Doohickey did sing at the Band Battle at the End of Everything. She sang “Santa Baby,” too low to even make out the words (uncertain of how microphones work or incapable of holding one properly in limp arms). The audience laughed (uncertain of the type of irony applicable in the situation). Even the Prophet laughed. Milly and Josie stood in the back, powerless against the laughter, except for Milly to mutter “Idiots” and “Assholes” too low for anyone but Josie to hear her (more certain than anyone). Chastity could read her lips from stage and knew exactly what she was saying (uncertain of whether it was for the audience or the rest of the band). She and the Lava Sisters likewise did nothing to save poor Doohickey. They barely knew music to begin with, so improvising “Santa Baby” was sapping most of their mental and emotional energy (they usually let Milly’s rage cover any deficiencies).
Doohickey’s voice faltered like she was finally feeling the emotional effect of the laughter (a barelyfalter but the tragedy was unmistakable). She couldn’t leave the stage (legs too limp (hence why Josie carried her everywhere)) but it was Milly this time who rushed to lift her, pushed through the laughing crowd, slung Doohickey over her shoulder like a baby and walked out to the alley, angrier now at everyone than she’d ever been (Doohickey: “I liked it.” Milly: “Stop lying!”) and stomped like she could break the stones beneath her.
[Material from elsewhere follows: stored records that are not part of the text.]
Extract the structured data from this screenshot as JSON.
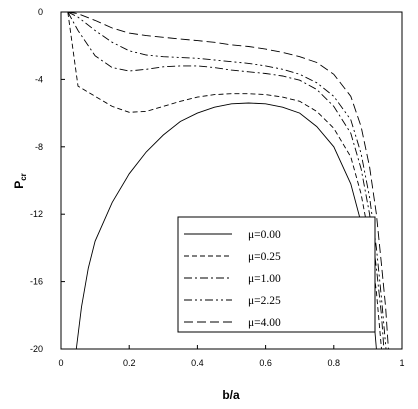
{
  "chart_data": {
    "type": "line",
    "title": "",
    "xlabel": "b/a",
    "ylabel": "P",
    "ylabel_subscript": "cr",
    "xlim": [
      0,
      1
    ],
    "ylim": [
      -20,
      0
    ],
    "xticks": [
      0,
      0.2,
      0.4,
      0.6,
      0.8,
      1
    ],
    "xtick_labels": [
      "0",
      "0.2",
      "0.4",
      "0.6",
      "0.8",
      "1"
    ],
    "yticks": [
      0,
      -4,
      -8,
      -12,
      -16,
      -20
    ],
    "ytick_labels": [
      "0",
      "-4",
      "-8",
      "-12",
      "-16",
      "-20"
    ],
    "grid": false,
    "legend_position": "bottom-center",
    "line_color": "#000000",
    "series": [
      {
        "name": "μ=0.00",
        "dash": "solid",
        "points": [
          [
            0.045,
            -20
          ],
          [
            0.06,
            -17.5
          ],
          [
            0.08,
            -15.2
          ],
          [
            0.1,
            -13.6
          ],
          [
            0.15,
            -11.3
          ],
          [
            0.2,
            -9.6
          ],
          [
            0.25,
            -8.3
          ],
          [
            0.3,
            -7.3
          ],
          [
            0.35,
            -6.5
          ],
          [
            0.4,
            -6.0
          ],
          [
            0.45,
            -5.65
          ],
          [
            0.5,
            -5.45
          ],
          [
            0.55,
            -5.4
          ],
          [
            0.6,
            -5.45
          ],
          [
            0.65,
            -5.65
          ],
          [
            0.7,
            -6.0
          ],
          [
            0.75,
            -6.8
          ],
          [
            0.8,
            -8.0
          ],
          [
            0.85,
            -10.2
          ],
          [
            0.88,
            -12.5
          ],
          [
            0.9,
            -15.0
          ],
          [
            0.915,
            -17.6
          ],
          [
            0.925,
            -20
          ]
        ]
      },
      {
        "name": "μ=0.25",
        "dash": "dashed",
        "points": [
          [
            0.02,
            0.0
          ],
          [
            0.05,
            -4.4
          ],
          [
            0.1,
            -5.0
          ],
          [
            0.15,
            -5.6
          ],
          [
            0.2,
            -5.95
          ],
          [
            0.25,
            -5.9
          ],
          [
            0.3,
            -5.6
          ],
          [
            0.35,
            -5.3
          ],
          [
            0.4,
            -5.05
          ],
          [
            0.45,
            -4.9
          ],
          [
            0.5,
            -4.85
          ],
          [
            0.55,
            -4.85
          ],
          [
            0.6,
            -4.9
          ],
          [
            0.65,
            -5.05
          ],
          [
            0.7,
            -5.3
          ],
          [
            0.75,
            -5.9
          ],
          [
            0.8,
            -6.9
          ],
          [
            0.85,
            -8.6
          ],
          [
            0.88,
            -10.8
          ],
          [
            0.905,
            -13.5
          ],
          [
            0.925,
            -16.6
          ],
          [
            0.94,
            -20
          ]
        ]
      },
      {
        "name": "μ=1.00",
        "dash": "dashdot",
        "points": [
          [
            0.02,
            0.0
          ],
          [
            0.05,
            -1.1
          ],
          [
            0.1,
            -2.6
          ],
          [
            0.15,
            -3.3
          ],
          [
            0.2,
            -3.5
          ],
          [
            0.25,
            -3.4
          ],
          [
            0.3,
            -3.25
          ],
          [
            0.35,
            -3.2
          ],
          [
            0.4,
            -3.2
          ],
          [
            0.45,
            -3.3
          ],
          [
            0.5,
            -3.45
          ],
          [
            0.55,
            -3.55
          ],
          [
            0.6,
            -3.65
          ],
          [
            0.65,
            -3.8
          ],
          [
            0.7,
            -4.05
          ],
          [
            0.75,
            -4.6
          ],
          [
            0.8,
            -5.6
          ],
          [
            0.85,
            -7.2
          ],
          [
            0.88,
            -9.3
          ],
          [
            0.905,
            -12.0
          ],
          [
            0.925,
            -15.2
          ],
          [
            0.94,
            -18.0
          ],
          [
            0.947,
            -20
          ]
        ]
      },
      {
        "name": "μ=2.25",
        "dash": "dashdotdot",
        "points": [
          [
            0.02,
            0.0
          ],
          [
            0.05,
            -0.3
          ],
          [
            0.1,
            -1.1
          ],
          [
            0.15,
            -1.8
          ],
          [
            0.2,
            -2.3
          ],
          [
            0.25,
            -2.55
          ],
          [
            0.3,
            -2.65
          ],
          [
            0.35,
            -2.7
          ],
          [
            0.4,
            -2.75
          ],
          [
            0.45,
            -2.85
          ],
          [
            0.5,
            -2.95
          ],
          [
            0.55,
            -3.05
          ],
          [
            0.6,
            -3.2
          ],
          [
            0.65,
            -3.4
          ],
          [
            0.7,
            -3.7
          ],
          [
            0.75,
            -4.2
          ],
          [
            0.8,
            -5.0
          ],
          [
            0.85,
            -6.4
          ],
          [
            0.88,
            -8.4
          ],
          [
            0.905,
            -11.0
          ],
          [
            0.925,
            -14.0
          ],
          [
            0.94,
            -17.0
          ],
          [
            0.953,
            -20
          ]
        ]
      },
      {
        "name": "μ=4.00",
        "dash": "longdash",
        "points": [
          [
            0.02,
            0.0
          ],
          [
            0.05,
            -0.1
          ],
          [
            0.1,
            -0.5
          ],
          [
            0.15,
            -0.95
          ],
          [
            0.2,
            -1.25
          ],
          [
            0.25,
            -1.4
          ],
          [
            0.3,
            -1.5
          ],
          [
            0.35,
            -1.6
          ],
          [
            0.4,
            -1.7
          ],
          [
            0.45,
            -1.8
          ],
          [
            0.5,
            -1.95
          ],
          [
            0.55,
            -2.05
          ],
          [
            0.6,
            -2.2
          ],
          [
            0.65,
            -2.4
          ],
          [
            0.7,
            -2.65
          ],
          [
            0.75,
            -3.0
          ],
          [
            0.8,
            -3.7
          ],
          [
            0.85,
            -5.0
          ],
          [
            0.88,
            -6.8
          ],
          [
            0.905,
            -9.2
          ],
          [
            0.925,
            -12.0
          ],
          [
            0.94,
            -15.0
          ],
          [
            0.952,
            -17.5
          ],
          [
            0.96,
            -20
          ]
        ]
      }
    ]
  }
}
Chastity followed her out to the alley and tried to say, “I’m sorry, I didn’t even consider the laughing.” But Milly was too fast and too monolithic a force to ever hear something so pitiful (and none of this was about Chastity anyway).
Then Josie passed Chastity, grabbed Doohickey out of Milly’s arms. Milly had no choice but to relent (she was the weaker one)(Chastity imaged a tugging that would tear the little sister’s body to pieces (but of course that wasn’t the real Milly Porpentine)(she became nothing but a crumbleheap the way Doohickey might’ve been had anyone resisted)).
Josie disappeared (as Doohickey’s little voice said “Merry Christmas” to all the new band friends she made) into whatever mysterious and purposeful life she lived.
Milly stood there (Chastity stood behind her) with nothing to say to shatter the world or the pure and silent and cold winter white around her.